Usha would have smiled wryly like I did when the professional mourners began their cacophony as her body was carried into the crematorium. “Where were they when I was alive father?” This was the same question that kept breaking upon the barrier of my grief. Where were they when she needed them? A new sari was unfurled and it was laid respectfully upon her mummified form. I turned to Avinash, my field supervisor, who was close to tears, “She would have loved a new sari when she was alive. What’s the fucking point of giving her one now to be burnt to fuck?!?” He shook his head wordlessly. He understood my anger, but the profanity was alien.
My wry smile turned to a harsh laugh and then a glare as I stared at the wailing hypocrites who shunned Usha when she was still with us, when all she wanted was reassurance that her children would be looked after, reassurance that she received only at Deep Griha Society. The community brings up the child. How often have we heard this?

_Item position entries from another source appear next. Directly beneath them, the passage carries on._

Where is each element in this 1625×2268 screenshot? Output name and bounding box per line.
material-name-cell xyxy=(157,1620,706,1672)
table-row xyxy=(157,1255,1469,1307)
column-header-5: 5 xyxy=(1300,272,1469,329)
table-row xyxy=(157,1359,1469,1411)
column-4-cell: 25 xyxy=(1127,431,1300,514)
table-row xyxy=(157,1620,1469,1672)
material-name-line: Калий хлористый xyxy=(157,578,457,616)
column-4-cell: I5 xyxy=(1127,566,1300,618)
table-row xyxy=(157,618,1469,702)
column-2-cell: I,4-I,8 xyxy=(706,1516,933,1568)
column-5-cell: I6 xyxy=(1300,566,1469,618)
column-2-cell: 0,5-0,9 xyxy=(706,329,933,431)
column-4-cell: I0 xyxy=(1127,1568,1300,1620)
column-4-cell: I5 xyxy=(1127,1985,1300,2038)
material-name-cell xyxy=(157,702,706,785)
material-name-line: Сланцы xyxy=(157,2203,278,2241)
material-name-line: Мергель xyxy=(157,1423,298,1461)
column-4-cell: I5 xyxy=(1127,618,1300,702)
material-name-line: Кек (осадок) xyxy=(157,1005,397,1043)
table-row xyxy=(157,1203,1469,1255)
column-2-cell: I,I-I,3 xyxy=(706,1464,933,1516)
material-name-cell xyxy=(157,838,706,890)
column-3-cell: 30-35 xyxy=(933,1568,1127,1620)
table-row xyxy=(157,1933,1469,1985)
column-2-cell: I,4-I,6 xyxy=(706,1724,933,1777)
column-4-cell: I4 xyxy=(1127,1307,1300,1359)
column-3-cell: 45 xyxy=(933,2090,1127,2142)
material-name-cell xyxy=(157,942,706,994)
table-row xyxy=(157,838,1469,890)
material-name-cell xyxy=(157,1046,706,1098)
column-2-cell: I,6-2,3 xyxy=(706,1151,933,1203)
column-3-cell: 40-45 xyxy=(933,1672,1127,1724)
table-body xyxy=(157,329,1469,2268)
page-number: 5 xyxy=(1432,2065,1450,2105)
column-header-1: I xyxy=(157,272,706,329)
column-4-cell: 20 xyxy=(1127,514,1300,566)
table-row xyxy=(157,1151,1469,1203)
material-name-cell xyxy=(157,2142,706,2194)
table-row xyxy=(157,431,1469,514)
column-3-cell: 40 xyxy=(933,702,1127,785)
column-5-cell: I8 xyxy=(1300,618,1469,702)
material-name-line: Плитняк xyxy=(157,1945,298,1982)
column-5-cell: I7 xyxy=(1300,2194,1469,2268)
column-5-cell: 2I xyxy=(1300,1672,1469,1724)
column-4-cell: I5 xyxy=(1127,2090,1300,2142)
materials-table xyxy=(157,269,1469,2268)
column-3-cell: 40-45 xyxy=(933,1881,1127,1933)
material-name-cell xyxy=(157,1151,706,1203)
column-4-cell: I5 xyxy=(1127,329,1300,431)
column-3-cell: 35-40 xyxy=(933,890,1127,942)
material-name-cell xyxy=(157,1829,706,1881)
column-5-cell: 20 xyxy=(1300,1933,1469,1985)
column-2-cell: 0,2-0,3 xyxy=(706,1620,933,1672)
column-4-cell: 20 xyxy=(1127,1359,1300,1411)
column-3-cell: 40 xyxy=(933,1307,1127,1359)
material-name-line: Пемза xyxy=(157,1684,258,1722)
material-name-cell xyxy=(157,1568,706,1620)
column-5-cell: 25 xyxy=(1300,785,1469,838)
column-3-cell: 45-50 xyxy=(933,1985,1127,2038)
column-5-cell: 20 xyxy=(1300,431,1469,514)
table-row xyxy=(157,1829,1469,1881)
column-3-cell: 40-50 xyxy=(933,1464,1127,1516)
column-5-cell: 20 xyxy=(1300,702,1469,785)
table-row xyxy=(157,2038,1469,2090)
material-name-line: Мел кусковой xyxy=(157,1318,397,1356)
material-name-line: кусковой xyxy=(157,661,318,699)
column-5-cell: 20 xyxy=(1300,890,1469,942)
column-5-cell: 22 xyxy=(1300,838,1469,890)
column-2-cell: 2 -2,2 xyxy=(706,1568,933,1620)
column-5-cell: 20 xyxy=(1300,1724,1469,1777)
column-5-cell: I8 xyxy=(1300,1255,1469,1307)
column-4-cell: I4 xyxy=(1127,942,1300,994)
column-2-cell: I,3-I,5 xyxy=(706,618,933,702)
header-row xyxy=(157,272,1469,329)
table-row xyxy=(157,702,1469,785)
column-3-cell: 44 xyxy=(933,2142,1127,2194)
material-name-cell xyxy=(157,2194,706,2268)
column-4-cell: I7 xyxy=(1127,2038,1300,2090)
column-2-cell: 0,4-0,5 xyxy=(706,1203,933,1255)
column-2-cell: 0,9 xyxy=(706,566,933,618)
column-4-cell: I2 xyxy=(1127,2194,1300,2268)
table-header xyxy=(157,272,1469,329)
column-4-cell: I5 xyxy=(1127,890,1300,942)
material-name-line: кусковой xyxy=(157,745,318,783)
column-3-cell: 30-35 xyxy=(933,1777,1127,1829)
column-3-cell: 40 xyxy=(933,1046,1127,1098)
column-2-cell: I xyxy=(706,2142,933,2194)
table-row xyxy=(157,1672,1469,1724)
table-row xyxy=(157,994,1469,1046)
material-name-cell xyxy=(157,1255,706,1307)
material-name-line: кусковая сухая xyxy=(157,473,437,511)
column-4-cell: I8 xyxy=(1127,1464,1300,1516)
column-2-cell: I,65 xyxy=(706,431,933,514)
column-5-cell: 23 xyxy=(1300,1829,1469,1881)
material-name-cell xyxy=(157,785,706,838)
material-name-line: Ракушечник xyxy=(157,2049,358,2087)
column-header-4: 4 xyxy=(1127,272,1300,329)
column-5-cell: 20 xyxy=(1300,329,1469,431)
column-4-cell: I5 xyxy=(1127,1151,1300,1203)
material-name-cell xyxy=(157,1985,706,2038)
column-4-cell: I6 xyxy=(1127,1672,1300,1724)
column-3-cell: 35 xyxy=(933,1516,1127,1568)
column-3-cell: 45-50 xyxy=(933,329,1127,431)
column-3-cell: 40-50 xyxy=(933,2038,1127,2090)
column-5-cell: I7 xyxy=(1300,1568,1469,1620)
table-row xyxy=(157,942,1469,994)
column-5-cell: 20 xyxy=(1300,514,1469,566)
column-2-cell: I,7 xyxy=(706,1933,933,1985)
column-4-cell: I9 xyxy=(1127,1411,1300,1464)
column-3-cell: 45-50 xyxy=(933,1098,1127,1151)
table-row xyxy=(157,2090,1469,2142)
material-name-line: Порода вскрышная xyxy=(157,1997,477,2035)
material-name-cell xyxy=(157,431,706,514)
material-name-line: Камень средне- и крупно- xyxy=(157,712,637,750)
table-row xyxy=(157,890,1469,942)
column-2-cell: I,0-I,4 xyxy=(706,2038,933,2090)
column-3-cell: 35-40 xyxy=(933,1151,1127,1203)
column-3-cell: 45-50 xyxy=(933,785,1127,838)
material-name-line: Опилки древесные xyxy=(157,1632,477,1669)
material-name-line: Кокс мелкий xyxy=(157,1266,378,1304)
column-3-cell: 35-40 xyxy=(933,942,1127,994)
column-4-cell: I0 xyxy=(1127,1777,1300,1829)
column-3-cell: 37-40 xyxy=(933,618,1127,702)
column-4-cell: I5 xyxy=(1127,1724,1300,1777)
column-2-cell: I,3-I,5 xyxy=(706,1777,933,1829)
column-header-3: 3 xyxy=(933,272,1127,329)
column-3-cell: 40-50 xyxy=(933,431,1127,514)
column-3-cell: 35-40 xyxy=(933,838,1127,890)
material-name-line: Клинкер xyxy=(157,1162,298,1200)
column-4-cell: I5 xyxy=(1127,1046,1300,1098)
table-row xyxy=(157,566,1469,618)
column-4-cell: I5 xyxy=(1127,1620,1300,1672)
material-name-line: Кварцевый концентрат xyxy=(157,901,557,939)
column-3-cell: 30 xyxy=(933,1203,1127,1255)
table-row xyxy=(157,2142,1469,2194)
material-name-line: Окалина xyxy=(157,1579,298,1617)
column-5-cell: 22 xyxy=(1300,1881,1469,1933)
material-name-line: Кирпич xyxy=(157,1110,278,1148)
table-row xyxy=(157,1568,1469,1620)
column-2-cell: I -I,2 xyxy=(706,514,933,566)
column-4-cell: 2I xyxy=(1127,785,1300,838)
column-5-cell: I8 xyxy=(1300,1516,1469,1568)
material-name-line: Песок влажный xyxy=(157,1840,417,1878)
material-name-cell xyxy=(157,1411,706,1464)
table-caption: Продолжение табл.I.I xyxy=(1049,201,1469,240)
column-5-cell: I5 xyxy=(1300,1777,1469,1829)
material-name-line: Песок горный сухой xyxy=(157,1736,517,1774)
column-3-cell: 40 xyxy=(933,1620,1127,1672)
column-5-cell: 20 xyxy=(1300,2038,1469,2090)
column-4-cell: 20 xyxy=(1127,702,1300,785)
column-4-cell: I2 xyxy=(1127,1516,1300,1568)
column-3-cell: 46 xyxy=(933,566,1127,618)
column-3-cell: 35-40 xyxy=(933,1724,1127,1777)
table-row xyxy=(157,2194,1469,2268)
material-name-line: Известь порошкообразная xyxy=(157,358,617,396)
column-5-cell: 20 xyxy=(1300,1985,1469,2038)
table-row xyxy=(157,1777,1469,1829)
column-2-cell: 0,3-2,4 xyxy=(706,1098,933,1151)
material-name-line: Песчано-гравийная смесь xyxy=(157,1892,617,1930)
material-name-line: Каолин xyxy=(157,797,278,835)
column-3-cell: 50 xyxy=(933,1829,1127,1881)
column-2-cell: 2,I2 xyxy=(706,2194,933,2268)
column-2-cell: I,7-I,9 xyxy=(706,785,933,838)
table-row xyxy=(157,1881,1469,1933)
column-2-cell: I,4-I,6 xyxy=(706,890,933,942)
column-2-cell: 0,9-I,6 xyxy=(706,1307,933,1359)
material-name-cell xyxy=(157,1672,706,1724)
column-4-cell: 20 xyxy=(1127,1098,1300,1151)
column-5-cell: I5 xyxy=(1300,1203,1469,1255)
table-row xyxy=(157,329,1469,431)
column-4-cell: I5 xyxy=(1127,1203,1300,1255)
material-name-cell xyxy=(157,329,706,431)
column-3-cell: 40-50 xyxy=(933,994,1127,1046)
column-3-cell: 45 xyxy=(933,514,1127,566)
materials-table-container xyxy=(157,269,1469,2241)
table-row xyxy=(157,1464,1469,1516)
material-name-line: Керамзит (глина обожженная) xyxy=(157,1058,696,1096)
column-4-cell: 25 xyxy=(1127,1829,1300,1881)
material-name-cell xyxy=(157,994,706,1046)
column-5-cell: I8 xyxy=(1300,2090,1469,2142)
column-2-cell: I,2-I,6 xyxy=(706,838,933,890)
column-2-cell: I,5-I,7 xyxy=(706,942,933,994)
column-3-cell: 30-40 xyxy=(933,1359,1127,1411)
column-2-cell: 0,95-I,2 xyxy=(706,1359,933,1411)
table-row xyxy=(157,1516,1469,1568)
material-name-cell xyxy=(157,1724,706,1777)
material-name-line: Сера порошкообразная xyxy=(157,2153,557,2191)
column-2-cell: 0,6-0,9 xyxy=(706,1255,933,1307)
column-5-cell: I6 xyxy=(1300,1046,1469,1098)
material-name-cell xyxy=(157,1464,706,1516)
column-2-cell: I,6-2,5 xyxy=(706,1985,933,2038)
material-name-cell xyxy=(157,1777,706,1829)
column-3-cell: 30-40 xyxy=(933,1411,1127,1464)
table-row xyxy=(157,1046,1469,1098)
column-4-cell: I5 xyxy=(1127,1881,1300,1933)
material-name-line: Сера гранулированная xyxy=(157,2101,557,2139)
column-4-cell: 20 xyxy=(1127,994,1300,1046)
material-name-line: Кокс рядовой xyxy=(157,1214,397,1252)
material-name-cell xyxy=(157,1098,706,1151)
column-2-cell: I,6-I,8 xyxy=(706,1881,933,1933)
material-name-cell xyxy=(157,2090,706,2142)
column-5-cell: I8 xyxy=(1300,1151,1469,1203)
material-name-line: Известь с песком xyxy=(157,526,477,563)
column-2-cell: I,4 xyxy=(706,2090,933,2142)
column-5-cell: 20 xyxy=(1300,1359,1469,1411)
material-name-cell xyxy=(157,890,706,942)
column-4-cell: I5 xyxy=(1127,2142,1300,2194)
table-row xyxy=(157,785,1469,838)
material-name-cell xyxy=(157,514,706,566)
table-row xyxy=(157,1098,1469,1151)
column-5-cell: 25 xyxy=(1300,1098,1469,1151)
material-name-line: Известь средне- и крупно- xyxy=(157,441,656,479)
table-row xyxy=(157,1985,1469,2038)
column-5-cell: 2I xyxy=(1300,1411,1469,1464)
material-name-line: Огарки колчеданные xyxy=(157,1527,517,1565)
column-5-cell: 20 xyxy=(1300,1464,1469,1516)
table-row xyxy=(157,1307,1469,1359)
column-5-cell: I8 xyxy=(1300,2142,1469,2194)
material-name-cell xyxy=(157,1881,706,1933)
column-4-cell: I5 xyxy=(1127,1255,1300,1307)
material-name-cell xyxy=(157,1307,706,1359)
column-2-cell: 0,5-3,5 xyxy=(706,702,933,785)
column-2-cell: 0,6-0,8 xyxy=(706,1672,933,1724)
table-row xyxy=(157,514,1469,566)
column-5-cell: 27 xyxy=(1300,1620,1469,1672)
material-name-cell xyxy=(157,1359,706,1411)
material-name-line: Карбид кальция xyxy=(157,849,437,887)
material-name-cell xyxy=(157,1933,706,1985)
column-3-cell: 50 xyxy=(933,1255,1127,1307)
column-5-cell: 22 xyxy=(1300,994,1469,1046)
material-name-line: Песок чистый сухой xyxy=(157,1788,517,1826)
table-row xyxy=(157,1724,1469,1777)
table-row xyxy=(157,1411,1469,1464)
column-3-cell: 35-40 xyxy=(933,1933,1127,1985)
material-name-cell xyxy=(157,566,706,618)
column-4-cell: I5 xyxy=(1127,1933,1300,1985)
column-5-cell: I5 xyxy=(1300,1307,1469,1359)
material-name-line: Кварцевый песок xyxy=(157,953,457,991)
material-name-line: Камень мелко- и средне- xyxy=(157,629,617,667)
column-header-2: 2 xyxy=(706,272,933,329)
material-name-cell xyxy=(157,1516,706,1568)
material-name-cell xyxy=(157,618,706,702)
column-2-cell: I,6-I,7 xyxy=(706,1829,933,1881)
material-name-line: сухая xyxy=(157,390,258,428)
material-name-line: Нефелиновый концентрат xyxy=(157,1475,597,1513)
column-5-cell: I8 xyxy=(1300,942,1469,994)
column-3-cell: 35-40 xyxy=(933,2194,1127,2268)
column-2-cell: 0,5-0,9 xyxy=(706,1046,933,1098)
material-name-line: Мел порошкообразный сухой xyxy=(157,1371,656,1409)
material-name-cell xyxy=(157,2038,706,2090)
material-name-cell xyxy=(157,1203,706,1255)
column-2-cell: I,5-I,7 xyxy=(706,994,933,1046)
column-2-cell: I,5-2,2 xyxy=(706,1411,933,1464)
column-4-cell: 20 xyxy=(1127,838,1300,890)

How often have these statements been nothing more than meaningless platitudes? It is our hope that the tight-knit Tadiwala road community is the exception, i.e., that they do not resort to platitudes, that they walk the talk! (Sorry, I’ve wanted to write that line for awhile now, and it seemed appropriate.) Deep Griha must never forget that we form part of the community now, we have been here since 1979, generations have known us, and have cared with us. We have to help them care for those living with HIV/AIDS. It is the greatest challenge we have faced yet.
So, why is mortality funny peculiar?
Rats feeding upon the unwanted dead, yes. Hypocritical professional mourners, yes. Yet, nothing appears to be particularly peculiar in the funny dept. Well, the answer lies with mortality itself. Mortality is funny, because suddenly everything I do seems to be determined by it. It is in my face day after day after day. I sometimes sit for lunch with the clients and look around the nutrition centre and think, ‘fuck, next year she may not be here.’ Nowness is so important. The moment is bound up with vitality, but mortality is the fuel that appears to drive us.
Something has gone wrong with my insides. For so long now I have tried to determine my actions and thoughts and feelings by the fact that I live, that I was born, rather than the fact that I will one day, inevitably, die. In affected fashion I used to refer to myself as a natal, and this was before I read of Hannah Arendt or ‘natality.’ For me death was a given, and I chose to focus on the wonderful randomness and certainty of my birth. I live! Now, I am forced to look upon death like many others who live their lives obsessed with when and where and of course the all important what next, while birth is the mere given. The argument that my colleague who does not have HIV can be hit by a bus tomorrow does not comfort me. Four of my colleagues are in stage II of HIV/AIDS, two of them have CD4 counts below 200/mm. I broke accepted mores after Usha’s death and hugged one of them and kissed her on the forehead. She did not pull away. Her eyes that had filled up overflowed.
Mortality – funny peculiar, or is it funny ha ha after all?
1 Comments:
Hey Hans,
Talie sent me this link a few days back and I was just looking through it. I had no idea this was the kind of work you guys were involved in. Am more than interested... How do I get about volunteering. It may not be immediate but, as soon as I can anyhow. Hope you and Ashlu are doing ok. Tc and see you around!